Auf der Suche nach dem verlorenen Vater
Seinetwegen
In ihrem Roman “Seinetwegen” arbeitet die Autorin Zora del Buono ihre eigene Familiengeschichte auf. Aber nicht nur das- spotlightartig werden immer wieder Fakten aus den Jahren ab 1960 eingeschoben, ...
In ihrem Roman “Seinetwegen” arbeitet die Autorin Zora del Buono ihre eigene Familiengeschichte auf. Aber nicht nur das- spotlightartig werden immer wieder Fakten aus den Jahren ab 1960 eingeschoben, oft zum eigentlichen Thema des Buches passend, manchmal aber auch ohne Zusammenhang. Daher irritiert das anfänglich, denn man sucht hier nach dem der Bedeutung für den Fortgang der Geschichte.
Der Vater der Autorin, ein angesehener, junger Arzt, kam bei einem Autounfall vor sechzig Jahren schuldlos ums Leben. Wie die Autorin schreibt: Ein wertvoller Mensch, dessen Tod keinen Sinn ergibt. Der Verursacher des Unfalls wird von ihr völlig anders beurteilt: Erst kurz den Führerschein, fuhr trotzdem schon mehrere Autos und hatte bereits mehrere Unfalle. Trotz dieser Tatsachen wird er vom Gericht nur zu 200 Franken Strafe und bedingter Haft verurteilt. Damals war die Autorin erst acht Monate alt.

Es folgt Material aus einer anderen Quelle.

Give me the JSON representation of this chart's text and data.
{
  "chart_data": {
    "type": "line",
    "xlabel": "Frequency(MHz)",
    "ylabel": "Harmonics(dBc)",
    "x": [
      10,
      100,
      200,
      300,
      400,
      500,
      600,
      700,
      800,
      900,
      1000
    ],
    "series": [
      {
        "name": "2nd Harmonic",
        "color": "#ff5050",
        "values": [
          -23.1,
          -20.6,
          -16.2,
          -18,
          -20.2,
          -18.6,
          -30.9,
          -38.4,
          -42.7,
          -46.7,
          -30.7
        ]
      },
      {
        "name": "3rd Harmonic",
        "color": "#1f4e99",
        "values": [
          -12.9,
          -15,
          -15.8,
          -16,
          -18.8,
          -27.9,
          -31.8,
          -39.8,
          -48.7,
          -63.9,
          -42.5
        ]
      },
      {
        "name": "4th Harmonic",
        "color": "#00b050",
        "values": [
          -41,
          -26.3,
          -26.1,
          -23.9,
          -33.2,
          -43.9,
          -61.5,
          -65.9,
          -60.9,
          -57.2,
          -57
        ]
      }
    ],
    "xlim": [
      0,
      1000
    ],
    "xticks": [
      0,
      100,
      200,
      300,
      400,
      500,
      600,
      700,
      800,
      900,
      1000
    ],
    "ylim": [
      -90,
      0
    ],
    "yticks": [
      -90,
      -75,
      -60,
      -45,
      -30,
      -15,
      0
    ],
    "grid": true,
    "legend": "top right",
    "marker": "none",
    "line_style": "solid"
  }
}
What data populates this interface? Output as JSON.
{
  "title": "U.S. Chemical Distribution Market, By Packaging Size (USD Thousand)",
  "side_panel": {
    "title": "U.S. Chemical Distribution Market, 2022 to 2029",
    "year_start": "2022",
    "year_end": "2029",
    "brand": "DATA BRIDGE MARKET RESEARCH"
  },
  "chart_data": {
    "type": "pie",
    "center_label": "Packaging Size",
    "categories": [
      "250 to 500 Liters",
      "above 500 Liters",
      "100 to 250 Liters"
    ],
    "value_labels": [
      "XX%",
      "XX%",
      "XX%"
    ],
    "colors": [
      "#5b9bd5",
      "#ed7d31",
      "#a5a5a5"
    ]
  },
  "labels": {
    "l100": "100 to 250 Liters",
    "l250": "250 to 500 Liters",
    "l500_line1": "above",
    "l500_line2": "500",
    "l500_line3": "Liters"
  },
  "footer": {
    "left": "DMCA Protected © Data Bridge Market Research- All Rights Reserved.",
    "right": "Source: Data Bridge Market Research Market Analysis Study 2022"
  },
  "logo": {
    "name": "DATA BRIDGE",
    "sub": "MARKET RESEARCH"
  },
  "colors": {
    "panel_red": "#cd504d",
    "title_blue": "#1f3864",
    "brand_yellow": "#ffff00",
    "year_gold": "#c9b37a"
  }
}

Über ihre Kindheit und Jugend erfährt der Lesende nicht viel, speziell nicht über das Verhältnis von Mutter und Tochter. Beide haben nie über den Tod des Vaters gesprochen und so bleibt, wie sich zeigen wird, vieles ungesagt. Nunmehr ist die Mutter dement und in einem Pflegeheim, die Chance einer Aufarbeitung vertan.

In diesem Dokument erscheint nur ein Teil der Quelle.